We are wise to view secular reasoning in the same way: “Do not be conformed to this world, but be transformed by the renewal of your mind” (Romans 12:2). Scripture is clear: “Do not follow the crowd in doing wrong” (Exodus 23:2 NIV) because “friendship with the world is enmity with God” (James 4:4).
The Brazilian novelist Paulo Coelho observed: “You have two choices: to control your mind or to let your mind control you.” As fallen people, the latter is our default. As redeemed people, we can make the daily decision to choose the former, which leads to our second step.
Two: Focus your mind consistently on Jesus.
John encouraged us, “If we walk in the light, as [the Father] is in the light, we have fellowship with one another, and the blood of Jesus his Son cleanses us from all sin” (1 John 1:7). Jesus assured us: “Whoever follows me will not walk in darkness, but will have the light of life” (John 8:12).
In Life Without Lack, philosopher Dallas Willard writes: “Once you begin to have an impression of who God truly is, everything else fades into insignificance.

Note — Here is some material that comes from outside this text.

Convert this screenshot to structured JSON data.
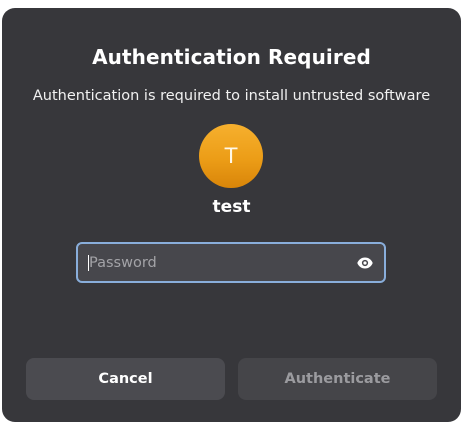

When the bountiful sufficiency of God himself and the glorious realm of his kingdom are continually brought before the mind, it puts everything else in its proper place and opens us to a life in which we find God more than capable of supplying everything we need.”
As a result, it is transforming to begin your day by spending time alone with Christ. Begin by saying to him, “Speak, Lᴏʀᴅ, for your servant is listening” (1 Samuel 3:9 NIV). Now read his word, pray, and worship. Then ask him to help you experience his presence through the day. Talk with him as you would with any other friend. Listen to the voice of his Spirit in your mind and heart, which leads to our third step.
Three: Submit daily to the Holy Spirit.
Paul was emphatic: “Walk by the Spirit, and you will not gratify the desires of the flesh” (Galatians 5:16). Oswald Chambers similarly noted: “The tiniest thing we allow in our lives that is not under the control of the Holy Spirit is quite sufficient to account for spiritual muddle, and all the thinking we like to spend on it will never make it clear.” Conversely, “When the natural power of vision is devoted to the Holy Spirit, it becomes the power of perceiving God’s will and the whole life is kept in simplicity.”
Marcus Aurelius observed: “Your mind will take the shape of what you frequently hold in thought.”
What “shape” will your mind take today?